Well, we farmed for two years. I was there until 1944, and I wanted to get back to college. And by that time, I had decided that I wanted to go into medicine. One of the reasons was that whether you're in military life or in civilian life, if you are in medicine, your occupation doesn't change. My younger brother, Yosh, decided that he wanted to be a pharmacist, so he left a year before me and went to University of Michigan. I visited him one time, and I thought well, "He's going to be there, I'll go to the University of Wisconsin." So I applied to Wisconsin and was accepted. It was very difficult to leave the farm in 1944 because in September, we had thirty acres of onions that was ready to be harvested. We had thirty acres of sugar beets that were to be harvested a little later, and we also had potatoes to harvest. And here, I had been fully responsible in overseeing the farm by that time, and so I was very undecided as to whether or not that I should leave at that time. But my parents talked me into leaving and going to school anyway, and I turned over the farm to my next brother, Ken.

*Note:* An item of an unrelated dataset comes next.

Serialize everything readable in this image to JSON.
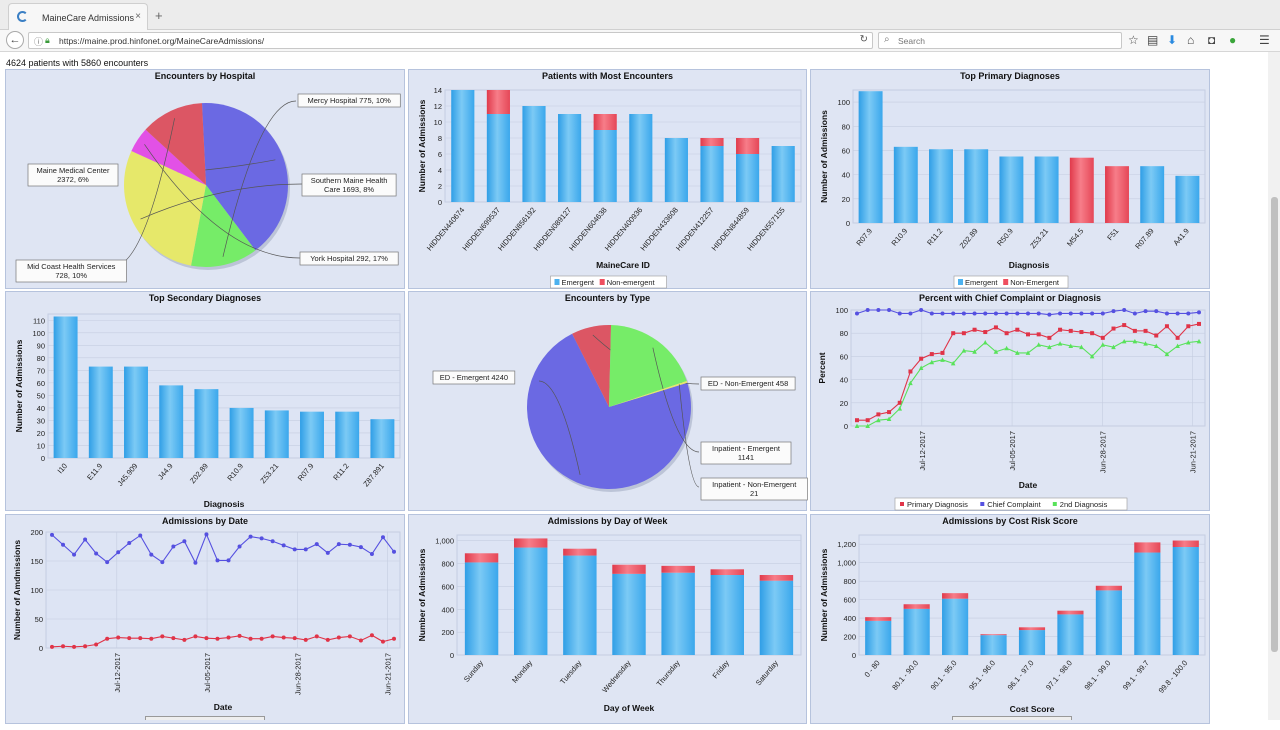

Well, I can remember the trip to Madison, Wisconsin. I took the train from Ontario, and here it was in September. As soon as I got into Colorado, I got into a snowstorm that was quite a shock. But any rate, I finally got to Madison, Wisconsin. I didn't know where to stay. So there was a YMCA on the campus close to the campus, so I stayed there for the first week or two, enrolled in school. So looking around, I finally found a vacant fraternity house. It was named the Triangle which was an engineering fraternity house, and this house had been vacated because of the wartime conditions, and there were few students. So I was able to rent a room in this Triangle fraternity house and had a roommate, got a roommate who was a football player. This big strapping fellow was from Green Bay, Wisconsin. We got along very well. As a matter of fact, he had invited me to go home with him to Green Bay, and so I went up to see, meet his family.